Surgery is basically followed by radiotherapy, which is the use of high energy radiation in order to finish malignant cancer cells in the body and contract outstanding tumours, which may later turn into malignant.

The patient is at time also asked to undergo chemotherapy, wherein the patient is prescribed anti-cancer drugs to help accelerate ovarian cancer treatment. Drugs may be directed orally, intravenously or through the muscles.

Many anti-cancer drugs prescribed to the patient contain chemical compounds that are toxic to the malignant cells; hence, growth of the cancer cells is lessen or stopped. These anti-cancer drugs are termed as cytotoxic drugs.

Ayurvedic Treatment

The Ayurvedic treatment of ovarian cancer is basically intended to treat cancer, blocking its spread and extending survival. Medicines such as Triphala-Guggulu, Kanchnar-Guggulu, Punarnavadi-Guggulu, Mahamanjishthadi-Qadha, Chandraprabha-Vati, Ashokarishta, Dashmoolarishta, Kuber-Vati, Ashoka (Saraca indica), Deodar (Cedrus deodara), Varun (Crataeva nurvala) and Latakaranj (Caesalpinia crista) are used in to treat this condition.

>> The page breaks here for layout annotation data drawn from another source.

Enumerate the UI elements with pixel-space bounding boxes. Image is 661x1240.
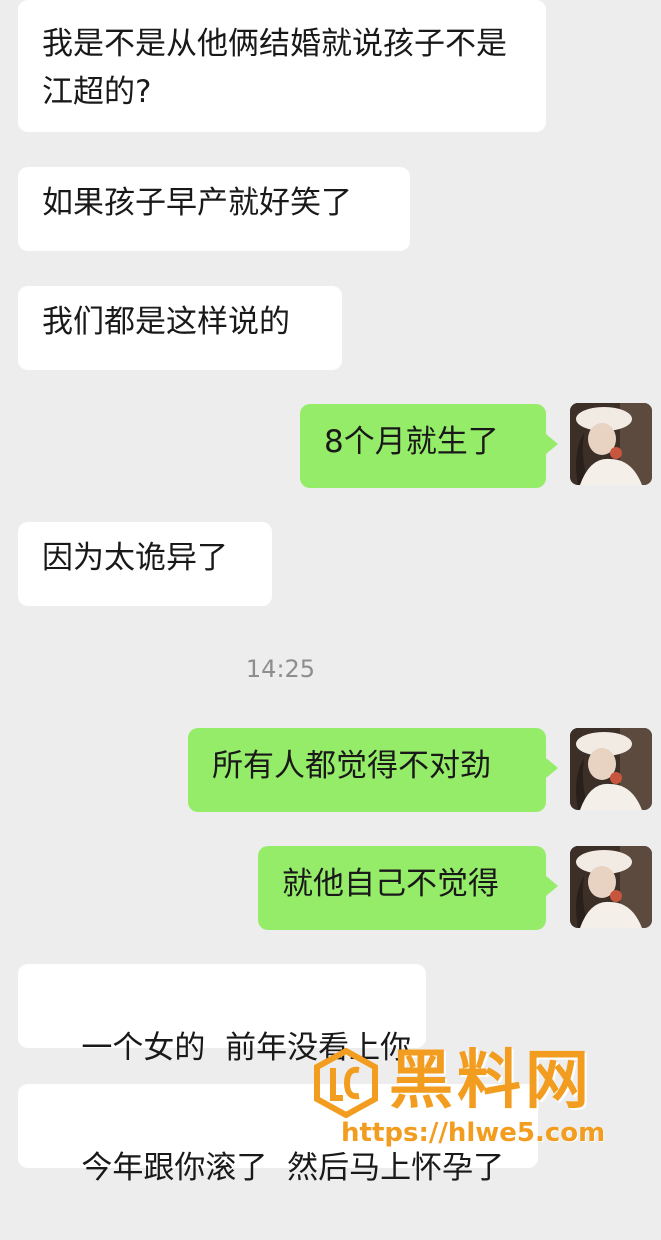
message-bubble-incoming[interactable]: 因为太诡异了 — [18, 522, 272, 606]
watermark-title: 黑料网 — [389, 1044, 593, 1118]
avatar-photo-icon — [570, 403, 652, 485]
avatar-photo-icon — [570, 846, 652, 928]
user-avatar[interactable] — [570, 403, 652, 485]
message-bubble-incoming[interactable]: 我是不是从他俩结婚就说孩子不是江超的? — [18, 0, 546, 132]
message-bubble-outgoing[interactable]: 就他自己不觉得 — [258, 846, 558, 930]
message-bubble-outgoing[interactable]: 所有人都觉得不对劲 — [188, 728, 558, 812]
timestamp: 14:25 — [245, 655, 316, 683]
message-text: 如果孩子早产就好笑了 — [42, 185, 352, 221]
avatar-photo-icon — [570, 728, 652, 810]
watermark-url: https://hlwe5.com — [341, 1118, 606, 1148]
message-text: 我们都是这样说的 — [42, 304, 290, 340]
message-bubble-incoming[interactable]: 一个女的 前年没看上你 — [18, 964, 426, 1066]
user-avatar[interactable] — [570, 846, 652, 928]
watermark-logo-icon — [314, 1048, 378, 1118]
message-text: 就他自己不觉得 — [282, 866, 499, 902]
message-text: 因为太诡异了 — [42, 540, 228, 576]
message-bubble-outgoing[interactable]: 8个月就生了 — [300, 404, 558, 488]
message-text: 我是不是从他俩结婚就说孩子不是江超的? — [42, 26, 507, 110]
message-text: 所有人都觉得不对劲 — [212, 748, 491, 784]
message-text: 8个月就生了 — [324, 424, 499, 460]
user-avatar[interactable] — [570, 728, 652, 810]
message-bubble-incoming[interactable]: 如果孩子早产就好笑了 — [18, 167, 410, 251]
message-bubble-incoming[interactable]: 我们都是这样说的 — [18, 286, 342, 370]
site-watermark: 黑料网 https://hlwe5.com — [311, 1038, 641, 1158]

Medicines which act on the tissue may prove out to be of great help. These medicines encompass Patol (Tricosanthe dioica), Kutki (Picrorrhiza kurroa), Saariva (Hemidesmus indicus), Patha ( Cissampelos pareira) , and Musta (Cyperus rotundus). Medicines like Kanchnaar-Guggulu and Mahamanjishthadi-Qadha are used in high doses to prevent the spread of the disease locally or to other body parts.

Ashwagandha (Withania somnifera), Shatavari (Asparagus racemosus), Suvarna-Sutshekhar-Ras, Suvarna-Parpati, Suvarna-Raj-Vangeshwar-Ras, Suvarna-Malini-Vasant, Trivanga-Bhasma, Suvarna-Bhasma and Heerak-Bhasma are used to enhance the immune status of the body. In order to prevent or lessen the side effects of conventional therapy, medicines like Laxmi-Vilas-Ras, Shrung-Bhasma, Ashwagandha, Shankh-Vati and Laghu-Sutshekhar-Ras are used.